Specifically, Santos said the storage of session cookies within system memory is required to maintain the operation of the session in the event that re-establishment is required due to network interruption. Any session material stored by the Cisco AnyConnect client or clientless products is destroyed once the session is deliberately terminated by the client, according to Santos.

Cisco has documented the concerns raised by CERT, Santos said, and said the company's engineering teams will incorporate the feedback into discussions around future Cisco AnyConnect design improvements.

The company additionally determined that Cisco AnyConnect isn't vulnerable to writing a currently valid session token into log files. CERT had expressed concerns about Palo Alto Networks, Pulse Secure, and F5 Networks products storing session cookies insecurely in log files, but hadn't taken issue with Cisco's log storage technique.
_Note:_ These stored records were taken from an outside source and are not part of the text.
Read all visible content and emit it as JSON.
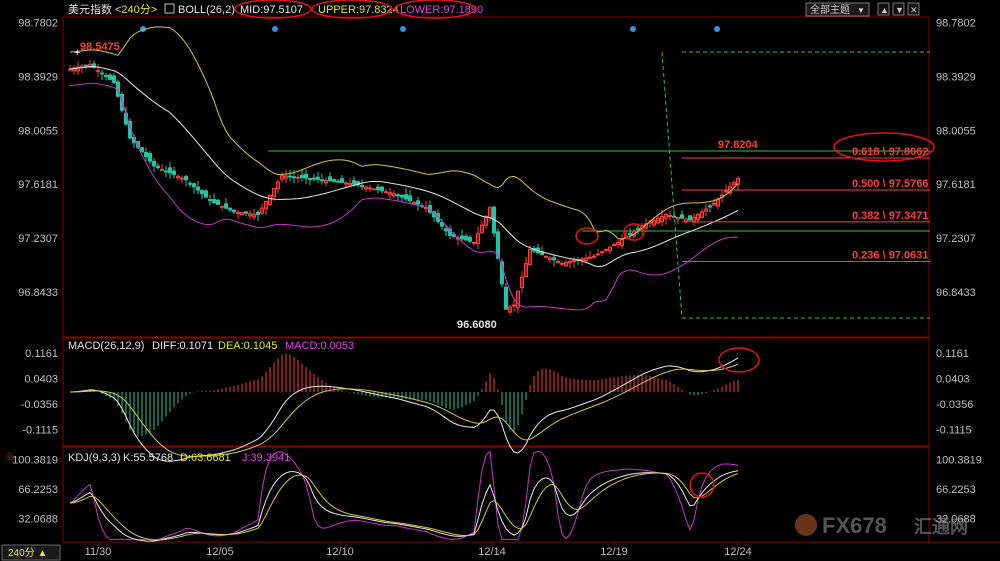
{
  "header": {
    "instrument": "美元指数",
    "period": "<240分>",
    "boll_label": "BOLL(26,2)",
    "mid": "MID:97.5107",
    "upper": "UPPER:97.8324",
    "lower": "LOWER:97.1890",
    "topics_button": "全部主题"
  },
  "price_axis": {
    "ticks": [
      {
        "value": 98.7802,
        "label": "98.7802"
      },
      {
        "value": 98.3929,
        "label": "98.3929"
      },
      {
        "value": 98.0055,
        "label": "98.0055"
      },
      {
        "value": 97.6181,
        "label": "97.6181"
      },
      {
        "value": 97.2307,
        "label": "97.2307"
      },
      {
        "value": 96.8433,
        "label": "96.8433"
      }
    ],
    "ylim": [
      96.52,
      98.82
    ]
  },
  "annotations": {
    "high": "98.5475",
    "low": "96.6080",
    "recent_high": "97.8204"
  },
  "fibonacci": [
    {
      "label": "0.618 \\ 97.8062",
      "value": 97.8062,
      "color": "#ff3b3b"
    },
    {
      "label": "0.500 \\ 97.5766",
      "value": 97.5766,
      "color": "#ff3b3b"
    },
    {
      "label": "0.382 \\ 97.3471",
      "value": 97.3471,
      "color": "#ff3b3b"
    },
    {
      "label": "0.236 \\ 97.0631",
      "value": 97.0631,
      "color": "#ff3b3b"
    }
  ],
  "macd": {
    "header_name": "MACD(26,12,9)",
    "diff": "DIFF:0.1071",
    "dea": "DEA:0.1045",
    "macd": "MACD:0.0053",
    "ticks": [
      {
        "value": 0.1161,
        "label": "0.1161"
      },
      {
        "value": 0.0403,
        "label": "0.0403"
      },
      {
        "value": -0.0356,
        "label": "-0.0356"
      },
      {
        "value": -0.1115,
        "label": "-0.1115"
      }
    ],
    "ylim": [
      -0.16,
      0.16
    ]
  },
  "kdj": {
    "header_name": "KDJ(9,3,3)",
    "k": "K:55.5768",
    "d": "D:63.6681",
    "j": "J:39.3941",
    "ticks": [
      {
        "value": 100.3819,
        "label": "100.3819"
      },
      {
        "value": 66.2253,
        "label": "66.2253"
      },
      {
        "value": 32.0688,
        "label": "32.0688"
      }
    ],
    "ylim": [
      5,
      115
    ]
  },
  "x_axis": {
    "dates": [
      "11/30",
      "12/05",
      "12/10",
      "12/14",
      "12/19",
      "12/24"
    ],
    "period_button": "240分 ▲"
  },
  "watermark": {
    "text": "FX678",
    "cn": "汇通网"
  },
  "colors": {
    "up": "#ff3b3b",
    "down": "#22c4a0",
    "mid": "#e8e8e8",
    "upper": "#d4c832",
    "lower": "#c832c8",
    "diff": "#e8e8e8",
    "dea": "#d4c832",
    "k": "#e8e8e8",
    "d": "#d4c832",
    "j": "#c832c8",
    "fib_green": "#22c83c",
    "circle": "#e01414",
    "header_title": "#e0e0e0",
    "header_mid": "#e8e8e8",
    "header_upper": "#e8e820",
    "header_lower": "#e040e0",
    "header_macd_diff": "#e8e8e8",
    "header_macd_dea": "#e8e820",
    "header_macd_macd": "#e040e0"
  },
  "chart_data": {
    "type": "line",
    "title": "",
    "xlabel": "",
    "ylabel": "",
    "x": [
      "11/30",
      "12/05",
      "12/10",
      "12/14",
      "12/19",
      "12/24"
    ],
    "series": [
      {
        "name": "MID",
        "values": [
          98.35,
          97.95,
          97.55,
          97.25,
          97.25,
          97.55
        ]
      },
      {
        "name": "UPPER",
        "values": [
          98.55,
          98.05,
          97.75,
          97.55,
          97.45,
          97.8324
        ]
      },
      {
        "name": "LOWER",
        "values": [
          98.1,
          97.45,
          97.2,
          96.75,
          96.8,
          97.189
        ]
      }
    ],
    "ylim": [
      96.52,
      98.82
    ],
    "grid": false,
    "legend": "top-left"
  }
}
If an attacker has persistent access to a VPN user's endpoint or exfiltrates the cookie using other methods they could replay the session and bypass other authentication methods, according to CERT. An attacker with a stolen token would have access to the same company apps, systems and data as a legitimate user does through their VPN session, CERT said.

CERT said that VPN applications from Check Point Software Technologies, LANCOM Systems, and pfSense were not affected by this vulnerability. The status of VPN applications from more than 200 other vendors, however, remains unknown, according to CERT.